Ce type de relation est constaté dans le rôle joué par Patrick Gaillard dans le cas pratique n°5 où il a dû remplacer la place de Jean-Pierre, décédé brusquement et sans successeur potentiel pour reprendre sa place.
Dans un premier lieu, le dirigeant externe commence à se tailler une place dans l’entreprise familiale en usant de sa relation de longue date avec les membres de la famille.
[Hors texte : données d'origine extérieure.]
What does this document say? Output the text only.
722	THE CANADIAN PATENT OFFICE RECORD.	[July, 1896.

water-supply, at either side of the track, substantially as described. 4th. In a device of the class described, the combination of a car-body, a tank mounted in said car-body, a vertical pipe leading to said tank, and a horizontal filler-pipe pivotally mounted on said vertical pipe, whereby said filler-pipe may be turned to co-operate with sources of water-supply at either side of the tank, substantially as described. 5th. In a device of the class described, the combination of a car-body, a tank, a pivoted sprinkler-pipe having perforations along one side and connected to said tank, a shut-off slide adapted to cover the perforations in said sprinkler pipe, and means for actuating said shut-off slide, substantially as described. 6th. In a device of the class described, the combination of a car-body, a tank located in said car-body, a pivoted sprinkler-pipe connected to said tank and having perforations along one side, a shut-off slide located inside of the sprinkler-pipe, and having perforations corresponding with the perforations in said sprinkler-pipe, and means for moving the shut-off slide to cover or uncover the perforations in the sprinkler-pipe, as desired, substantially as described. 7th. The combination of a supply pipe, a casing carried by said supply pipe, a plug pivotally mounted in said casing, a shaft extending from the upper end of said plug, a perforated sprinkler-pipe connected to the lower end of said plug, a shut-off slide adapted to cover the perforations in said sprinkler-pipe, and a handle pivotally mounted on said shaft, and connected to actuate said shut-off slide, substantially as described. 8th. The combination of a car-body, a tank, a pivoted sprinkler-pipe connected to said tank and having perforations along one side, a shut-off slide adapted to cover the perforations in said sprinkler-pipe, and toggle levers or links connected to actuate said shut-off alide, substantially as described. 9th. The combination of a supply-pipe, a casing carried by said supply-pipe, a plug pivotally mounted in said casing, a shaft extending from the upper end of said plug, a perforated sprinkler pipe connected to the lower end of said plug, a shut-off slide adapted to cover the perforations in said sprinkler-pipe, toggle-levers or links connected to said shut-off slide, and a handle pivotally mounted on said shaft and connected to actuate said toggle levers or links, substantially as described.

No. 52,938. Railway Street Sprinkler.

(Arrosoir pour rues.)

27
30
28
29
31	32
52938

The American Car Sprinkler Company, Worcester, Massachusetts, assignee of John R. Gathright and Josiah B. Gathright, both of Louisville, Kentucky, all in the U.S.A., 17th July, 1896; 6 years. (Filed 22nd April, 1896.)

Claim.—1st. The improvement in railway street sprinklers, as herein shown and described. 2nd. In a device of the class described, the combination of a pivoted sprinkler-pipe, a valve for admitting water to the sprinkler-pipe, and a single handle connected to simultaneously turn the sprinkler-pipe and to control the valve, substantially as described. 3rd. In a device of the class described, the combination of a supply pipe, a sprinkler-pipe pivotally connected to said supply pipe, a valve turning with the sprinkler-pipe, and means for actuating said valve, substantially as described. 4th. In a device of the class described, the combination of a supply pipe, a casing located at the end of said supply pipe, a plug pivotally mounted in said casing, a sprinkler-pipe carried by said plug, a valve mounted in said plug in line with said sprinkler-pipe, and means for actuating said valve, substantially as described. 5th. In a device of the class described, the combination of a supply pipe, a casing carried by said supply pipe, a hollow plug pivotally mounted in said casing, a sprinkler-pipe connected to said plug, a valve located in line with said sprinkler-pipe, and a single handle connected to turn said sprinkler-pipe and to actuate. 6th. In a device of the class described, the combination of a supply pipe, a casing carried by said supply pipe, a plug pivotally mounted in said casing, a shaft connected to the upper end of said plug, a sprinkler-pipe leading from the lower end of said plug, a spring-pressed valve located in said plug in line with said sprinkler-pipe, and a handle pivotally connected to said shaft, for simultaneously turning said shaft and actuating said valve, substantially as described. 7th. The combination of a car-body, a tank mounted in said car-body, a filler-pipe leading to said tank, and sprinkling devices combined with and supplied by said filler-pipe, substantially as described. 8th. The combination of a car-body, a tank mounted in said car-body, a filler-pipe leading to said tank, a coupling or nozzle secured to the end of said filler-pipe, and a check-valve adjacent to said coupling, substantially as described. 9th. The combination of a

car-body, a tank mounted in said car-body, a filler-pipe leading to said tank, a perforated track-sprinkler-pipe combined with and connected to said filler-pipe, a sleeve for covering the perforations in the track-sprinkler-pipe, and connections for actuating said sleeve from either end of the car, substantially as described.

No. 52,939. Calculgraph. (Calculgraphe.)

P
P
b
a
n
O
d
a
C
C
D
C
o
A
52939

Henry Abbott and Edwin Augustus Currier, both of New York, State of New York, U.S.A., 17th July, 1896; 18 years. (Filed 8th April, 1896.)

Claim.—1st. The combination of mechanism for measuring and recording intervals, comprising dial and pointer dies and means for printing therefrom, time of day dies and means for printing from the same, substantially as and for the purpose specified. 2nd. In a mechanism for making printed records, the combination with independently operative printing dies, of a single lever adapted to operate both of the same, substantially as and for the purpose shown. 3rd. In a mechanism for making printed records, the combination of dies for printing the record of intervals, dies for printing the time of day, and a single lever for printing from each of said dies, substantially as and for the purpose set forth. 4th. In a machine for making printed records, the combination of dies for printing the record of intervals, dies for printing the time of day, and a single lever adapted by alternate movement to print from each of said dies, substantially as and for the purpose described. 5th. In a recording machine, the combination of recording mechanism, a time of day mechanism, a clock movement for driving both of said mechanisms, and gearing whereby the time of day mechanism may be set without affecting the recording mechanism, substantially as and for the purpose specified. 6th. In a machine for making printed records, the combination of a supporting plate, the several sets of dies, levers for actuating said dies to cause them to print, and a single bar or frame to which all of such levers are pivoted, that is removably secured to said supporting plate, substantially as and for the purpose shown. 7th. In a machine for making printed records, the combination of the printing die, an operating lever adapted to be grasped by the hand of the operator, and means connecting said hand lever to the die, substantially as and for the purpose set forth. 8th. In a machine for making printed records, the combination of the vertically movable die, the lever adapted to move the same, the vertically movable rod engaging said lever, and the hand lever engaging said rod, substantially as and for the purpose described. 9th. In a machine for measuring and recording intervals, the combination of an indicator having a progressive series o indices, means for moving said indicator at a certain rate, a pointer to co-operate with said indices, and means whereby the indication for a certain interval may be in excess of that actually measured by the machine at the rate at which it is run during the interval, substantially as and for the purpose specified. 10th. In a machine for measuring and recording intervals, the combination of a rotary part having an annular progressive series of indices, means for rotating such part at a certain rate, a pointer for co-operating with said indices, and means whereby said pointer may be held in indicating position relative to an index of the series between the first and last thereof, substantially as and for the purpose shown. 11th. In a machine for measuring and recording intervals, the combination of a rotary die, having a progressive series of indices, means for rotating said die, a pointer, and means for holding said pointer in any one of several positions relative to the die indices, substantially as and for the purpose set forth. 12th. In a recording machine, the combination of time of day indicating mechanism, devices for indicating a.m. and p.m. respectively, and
Dans cette procédure, son rôle consiste à faire fleurir les affaires tel que son prédécesseur l’a voulu et en faisant croire aux successeurs et aux membres de la famille le respect des valeurs et principes initialement établis dans la charte familiale et charte d’entreprise. Comme Patrick l’affirme, « Dans ce cas particulier, la méthode n’est pas différente que dans le cas général. Il faut faire preuve de pédagogie, répéter les choses un maximum avec une conviction sans faille dans les yeux, et laisser le temps faire la démonstration de mes compétences et de mon engagement pour cette entreprise dont je suis devenu actionnaire », la prise de position dans l’entreprise n’est pas une affaire facile, il faut travailler pour devenir quelqu’un à la hauteur des attentes de la famille et des employés.
Dans un deuxième temps, le dirigeant externe commence à poser ses pions et jouer ses cartes gagnantes en s’infiltrant peu à peu à la gestion du patrimoine familial. Autrement dit, il cherche à être récompensé de ses efforts par l’acquisition d’un droit de propriété, même minime. C’est ainsi que choisir de devenir associé est une stratégie murement préparée afin d’avoir la main sur le capital de l’entreprise et se procurer un pouvoir de décision. Ce changement de posture est souvent embelli par les arguments péjoratifs fondés sur l’avenir de l’entreprise et la fructification du patrimoine familial. Mais au fond, il y a un désir d’accaparer le maximum de propriété possible sans s’engager dans une discorde destructrice. Les propos de Patrick évoquent d’une certaine manière cette intention : « En revanche, dès que le Président devient actionnaire, ses finances et sa réputation sont particulièrement mis en jeu. Cela devient également son entreprise. Donc les détails comptent. On fait le maximum, on est attentifs à tout ».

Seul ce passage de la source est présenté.